Earlier today I paged through the weekly planner I use to track my monthly goals, and it was sobering to see a week-by-week account of the various stresses I’ve withstood this past year: the day we put Bobbi to sleep in April; the various hospitalizations, rehab appointments, and medical setbacks that culminated in Toivo’s death in July; and my Dad’s passing in September.

With each of these losses came a grief that was necessarily compartmentalized: with other obligations to tend to, I haven’t had the luxury of lengthy mourning. Unable to find the time to fall apart, I’ve simply had to soldier on, each loss layering over the previous.
Tomorrow is Thanksgiving, a day we are told to count our blessings, an endeavor I full-heartedly support. And yet, I sometimes bridle against the performative nature of Thanksgiving, as if giving thanks counts only if you do it in a festive and properly public way. Although I have no problem with giving thanks, the mass-marketed version of Thanksgiving portrayed in both conventional and social media gives me pause, as it reflects a quintessentially American optimism that papers over more painful experiences with a veneer of positivity.

I’m happy if you indeed are “blessed not stressed,” but in all honesty, some of us are both blessed and stressed in equal measures, and I don’t think there should be any shame in counting one’s losses alongside one’s blessings. If we count only our blessings, we acknowledge only the bright side, not the accompanying shadow, and I don’t believe you can have one without the other.
When we count our losses, we acknowledge too our lessons. As much as I wish I’d had the complete catharsis of allowing myself to fall to pieces on any given day this year, soldiering on has taught me something not only about myself, but about the nature of grief itself. They say “what doesn’t kill you makes you stronger,” but to experiences that gain, you have to open yourself up to the accompanying pain.

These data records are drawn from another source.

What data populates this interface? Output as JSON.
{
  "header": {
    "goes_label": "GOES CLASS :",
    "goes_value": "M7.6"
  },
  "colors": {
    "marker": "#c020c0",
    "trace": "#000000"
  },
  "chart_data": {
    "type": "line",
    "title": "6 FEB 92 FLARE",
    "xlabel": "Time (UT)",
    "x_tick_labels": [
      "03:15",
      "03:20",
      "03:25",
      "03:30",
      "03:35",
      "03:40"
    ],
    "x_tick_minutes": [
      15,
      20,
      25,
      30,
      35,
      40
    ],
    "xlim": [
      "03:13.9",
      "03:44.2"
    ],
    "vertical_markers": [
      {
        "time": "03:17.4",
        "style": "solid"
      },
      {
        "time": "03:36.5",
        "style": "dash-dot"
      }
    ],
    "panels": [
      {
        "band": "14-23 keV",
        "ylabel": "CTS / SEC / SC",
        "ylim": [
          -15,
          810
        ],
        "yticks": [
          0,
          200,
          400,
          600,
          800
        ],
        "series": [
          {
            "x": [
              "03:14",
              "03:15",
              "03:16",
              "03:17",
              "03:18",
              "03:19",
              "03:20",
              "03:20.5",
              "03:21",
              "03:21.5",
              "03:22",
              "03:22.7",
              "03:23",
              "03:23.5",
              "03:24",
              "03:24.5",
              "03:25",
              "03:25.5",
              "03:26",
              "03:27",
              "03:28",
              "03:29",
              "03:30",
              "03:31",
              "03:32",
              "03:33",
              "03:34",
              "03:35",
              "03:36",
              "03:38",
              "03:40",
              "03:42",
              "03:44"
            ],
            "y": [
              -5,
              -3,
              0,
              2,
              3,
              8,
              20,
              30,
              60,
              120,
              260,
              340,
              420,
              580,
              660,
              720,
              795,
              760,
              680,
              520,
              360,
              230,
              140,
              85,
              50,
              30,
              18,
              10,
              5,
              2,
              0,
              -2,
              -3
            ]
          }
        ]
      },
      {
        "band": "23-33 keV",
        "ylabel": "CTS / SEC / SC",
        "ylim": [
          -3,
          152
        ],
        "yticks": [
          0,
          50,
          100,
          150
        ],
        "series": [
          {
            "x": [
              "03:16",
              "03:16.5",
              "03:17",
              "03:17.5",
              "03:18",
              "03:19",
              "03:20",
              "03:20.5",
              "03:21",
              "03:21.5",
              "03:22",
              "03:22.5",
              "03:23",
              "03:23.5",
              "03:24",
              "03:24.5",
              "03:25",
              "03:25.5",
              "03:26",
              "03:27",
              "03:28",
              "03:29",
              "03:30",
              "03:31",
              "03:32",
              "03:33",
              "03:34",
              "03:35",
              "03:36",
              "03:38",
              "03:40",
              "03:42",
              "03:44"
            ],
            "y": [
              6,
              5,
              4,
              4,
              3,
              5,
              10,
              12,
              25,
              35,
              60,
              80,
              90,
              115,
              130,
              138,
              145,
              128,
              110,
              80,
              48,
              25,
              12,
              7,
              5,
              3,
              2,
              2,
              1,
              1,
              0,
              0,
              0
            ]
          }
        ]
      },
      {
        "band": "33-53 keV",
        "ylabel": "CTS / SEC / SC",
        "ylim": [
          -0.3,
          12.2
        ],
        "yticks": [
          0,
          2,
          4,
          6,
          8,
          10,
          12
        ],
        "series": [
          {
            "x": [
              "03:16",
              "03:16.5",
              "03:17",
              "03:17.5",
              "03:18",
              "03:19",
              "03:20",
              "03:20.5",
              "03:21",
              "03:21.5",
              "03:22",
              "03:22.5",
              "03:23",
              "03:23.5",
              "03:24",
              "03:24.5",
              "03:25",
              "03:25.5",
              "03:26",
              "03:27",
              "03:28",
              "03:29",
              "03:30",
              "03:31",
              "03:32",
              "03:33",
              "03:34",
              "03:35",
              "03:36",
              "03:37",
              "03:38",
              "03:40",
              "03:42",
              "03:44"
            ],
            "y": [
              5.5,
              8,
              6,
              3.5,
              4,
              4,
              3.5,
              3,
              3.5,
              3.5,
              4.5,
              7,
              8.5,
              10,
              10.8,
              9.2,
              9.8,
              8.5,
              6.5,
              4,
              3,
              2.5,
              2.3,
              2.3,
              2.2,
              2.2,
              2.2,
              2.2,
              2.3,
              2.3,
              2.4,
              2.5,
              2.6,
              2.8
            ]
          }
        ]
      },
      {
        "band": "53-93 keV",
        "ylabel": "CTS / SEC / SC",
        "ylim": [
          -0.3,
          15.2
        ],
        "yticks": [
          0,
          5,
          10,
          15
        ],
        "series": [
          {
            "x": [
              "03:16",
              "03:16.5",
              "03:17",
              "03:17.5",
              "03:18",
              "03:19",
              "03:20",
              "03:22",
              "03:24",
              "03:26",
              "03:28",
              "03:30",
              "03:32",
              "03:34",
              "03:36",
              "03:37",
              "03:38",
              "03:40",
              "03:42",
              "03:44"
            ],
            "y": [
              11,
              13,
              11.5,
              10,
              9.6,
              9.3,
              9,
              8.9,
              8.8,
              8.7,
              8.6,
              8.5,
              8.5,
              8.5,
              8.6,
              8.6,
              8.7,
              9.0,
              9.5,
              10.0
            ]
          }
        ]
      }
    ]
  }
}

I think a superficial counting of blessings can be misleading and even harmful: a kind of self-censorship where we allow others (and ourselves) to see only our polished and perfect side: something I might call the Instagram-ification of our inner lives, where every experience is rendered through a rose-colored filter. If I share only my happy and picture-perfect moments, I lie to both myself and others, and my gratitude can veer painfully close a boastful form of one-upmanship.
Ultimately, I worry that the counting of blessings alone is a kind of betrayal to the ones we’ve lost. If we can’t acknowledge the pain of loss, how can we feel the depth of love? Our societal rush to Get Over any emotion that isn’t purely positive is the worst kind of superficiality. If we are comfortable sharing happiness but not pain, our interactions will be emotionally amputated: only happy, never sad.

I am grateful for my blessings, but I am grateful, too, for the painful lessons of impermanence, mortality, and grief, as well as the love that preceded them. Perhaps Thanksgiving makes sense only when coupled with that other November holiday, the Day of the Dead. Our blessings shine more brightly when we remember the darkness that dwells alongside them.